In the spirit of this risk-to-opportunity ethos, a new website called the Global Opportunity Explorer contains business solutions for coping with global challenges, from water scarcity to hunger to urban transportation. The hope is that companies will use the site and see dollar signs where once they might just have seen intractable problems.
“With this platform we’re hoping to connect bigger companies with entrepreneurs who oftentimes have an invention that can be interesting for them,” says Laura Hammershoy, director of strategic innovation at Sustainia, a Copenhagen-based think tank and consultancy, one of three groups behind the initiative. “For companies, it’s not about greening the business anymore or reporting or risk management. It’s should be about innovating and capturing the opportunities that are out there.”

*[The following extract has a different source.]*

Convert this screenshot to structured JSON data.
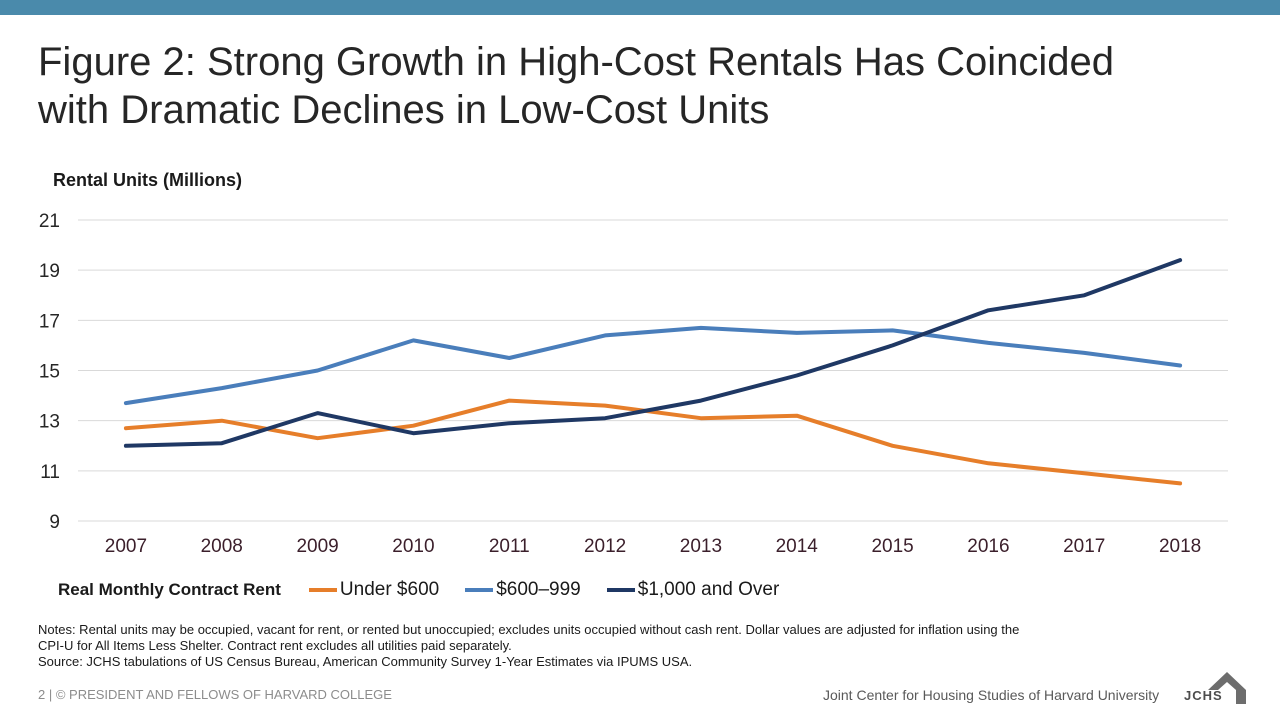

The risk-to-opportunity platform is organized according to the United Nations’s 17 Sustainable Development Goals. Click on SDG 2, which calls for an end to hunger, and you get solutions like bio-fertilizers that improve soils and raise agricultural yields. Click on SDG 6, covering clean water and sanitation, and you get ideas like a shower that recycles and cleans water after use. The idea is that if you’re a business looking to make your practices more sustainable, there are ideas–and potential partners here–in whatever area you operate in.
Hammershoy’s personal favorites include Ennesys, a French company creating building facades containing micro-algae. Fed by nutrients and wastewater, the plants give off heat and help cut building running costs. Another idea features the Econyl Regeneration System, which takes old fish nets and carpets and creates fresh nylon yarn. A third comes from Johannesburg, which in 2014 became the world’s first major city to issue a “green bond” to finance its climate mitigation investments.
The database, which is searchable by market, solution, and SDG, was put together by Sustainia, funded by DNV, a Norwegian engineering firm, and the UN Global Compact, which aims to harness the private sector for development activity.
“As I see it, either companies have understood that the demand is so big that there is money to be made by [allowing] people to engage in more sustainable lifestyles, or else they are part of the fossil fuel economy some way or the other, and don’t care about the sustainable transition,” Hammershoy says. She points to example of companies like Seventh Generation, Whole Foods, Patagonia, Siemens, and BASF, which have built businesses around sustainable products and services.
Hammershoy argues big business needs to get beyond the defensive crouch of risk management and corporate responsibility initiatives and roll up its sleeves. “This is all about turning risks into opportunities,” she says.